Interpretive Summary: Drought continues to plague dry bean production in East African countries including Zambia. The available dry bean germplasm in Zambia varies for tolerance to drought. But most bred materials in Zambia are susceptible to drought and result in low yield under such stresses. Unfortunately breeding for tolerance to drought is difficult because little is known about genetic resistance in dry bean to drought stresses in Zambia. This study investigates the genetics of drought tolerance segregating in a genetic population derived from a drought susceptible parent crossed to a drought resistant parent. The genetics of drought tolerance was studied in this population which was planted across four separate yield trials that were managed to simulate drought stress. Three independent genomic regions with significant influence on the inheritance of drought resistance were discovered in this population and two of the locations support genetic findings from previous studies. The three genomic 'hotspots' conditioning drought tolerance will provide breeders with targets for generating new cultivars with improved drought tolerance for Zambian dry bean growers.
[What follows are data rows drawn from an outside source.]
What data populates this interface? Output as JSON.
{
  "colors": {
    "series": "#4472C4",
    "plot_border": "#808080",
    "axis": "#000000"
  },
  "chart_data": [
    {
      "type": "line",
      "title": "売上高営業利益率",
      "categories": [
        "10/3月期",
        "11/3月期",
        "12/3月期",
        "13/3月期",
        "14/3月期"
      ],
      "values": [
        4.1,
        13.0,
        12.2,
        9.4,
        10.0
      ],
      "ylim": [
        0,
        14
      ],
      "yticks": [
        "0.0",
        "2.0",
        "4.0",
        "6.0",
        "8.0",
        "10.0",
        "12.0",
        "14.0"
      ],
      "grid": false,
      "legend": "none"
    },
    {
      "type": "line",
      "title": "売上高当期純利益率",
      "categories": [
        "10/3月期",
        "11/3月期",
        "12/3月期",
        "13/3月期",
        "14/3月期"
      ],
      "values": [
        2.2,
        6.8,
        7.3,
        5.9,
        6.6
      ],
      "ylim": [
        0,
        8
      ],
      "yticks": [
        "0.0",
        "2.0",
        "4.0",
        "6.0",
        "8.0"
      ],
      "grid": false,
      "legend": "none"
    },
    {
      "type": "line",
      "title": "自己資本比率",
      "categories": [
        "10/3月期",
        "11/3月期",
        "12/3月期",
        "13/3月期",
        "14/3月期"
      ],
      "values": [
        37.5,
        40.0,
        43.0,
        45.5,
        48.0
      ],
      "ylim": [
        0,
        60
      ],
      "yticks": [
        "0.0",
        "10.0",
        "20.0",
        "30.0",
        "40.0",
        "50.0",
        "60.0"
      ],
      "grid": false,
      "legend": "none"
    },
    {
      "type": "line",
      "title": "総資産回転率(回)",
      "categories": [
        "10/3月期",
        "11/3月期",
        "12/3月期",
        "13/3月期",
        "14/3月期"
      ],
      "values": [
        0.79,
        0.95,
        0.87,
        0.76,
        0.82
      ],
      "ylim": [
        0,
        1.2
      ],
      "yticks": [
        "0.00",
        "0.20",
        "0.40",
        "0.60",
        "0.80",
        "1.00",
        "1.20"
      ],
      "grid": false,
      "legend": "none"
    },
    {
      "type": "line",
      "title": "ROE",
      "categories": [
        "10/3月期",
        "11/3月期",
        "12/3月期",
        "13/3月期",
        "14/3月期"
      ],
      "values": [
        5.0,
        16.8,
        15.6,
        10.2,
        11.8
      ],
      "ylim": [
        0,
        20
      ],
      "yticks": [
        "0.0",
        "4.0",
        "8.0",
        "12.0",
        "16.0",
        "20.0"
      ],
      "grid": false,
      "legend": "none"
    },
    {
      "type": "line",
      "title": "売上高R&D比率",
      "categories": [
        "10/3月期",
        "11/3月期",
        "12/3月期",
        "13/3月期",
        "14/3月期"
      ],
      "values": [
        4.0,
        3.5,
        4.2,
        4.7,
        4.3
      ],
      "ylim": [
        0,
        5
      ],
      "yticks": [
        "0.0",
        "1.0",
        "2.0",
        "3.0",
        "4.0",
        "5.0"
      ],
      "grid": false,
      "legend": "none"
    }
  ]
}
Technical Abstract: Drought is a major production constraint of common bean worldwide. The objective of this study was to identify the Quantitative Trait Loci (QTL) for drought tolerance in an Andean population of Recombinant Inbred Lines (RILs). A total of 155 F5:7 RILs derived from a cross between Kijivu (drought tolerant) and Bukoba (drought susceptible) were evaluated for drought tolerance in field and pot experiments. Four field experiments were conducted at three locations, including the University of Zambia Research Farm, Golden Valley Agricultural Research Farm, and Kabwe Zambia Agricultural Research Institute Farm, in 2021 and 2022. All field trials were conducted in the dry season under irrigation. The 155 RILs were genotyped with 11,292 SNPs, and composite interval mapping was conducted to identify QTL for drought tolerance. Seed yield for Kijivu under drought stress was consistently higher than for Bukoba across all four field trials. A total of 71 QTL were identified for morphological, agronomic, and physiological traits under drought stress and non-stress conditions. However, the majority of these QTL were specific to drought stress. QTL “hotspots” for drought tolerance were identified on chromosomes Pv06, Pv07, and Pv10. Extensive co-localizations for morpho-agronomic traits under drought stress were observed at the three drought-tolerance QTL hotspots. Additionally, these three QTL hotspots overlapped with previously identified QTL for drought tolerance, while several other identified QTL are novel. If validated further, the three identified QTL hotspots could be used in marker-assisted selection for drought tolerance in common bean.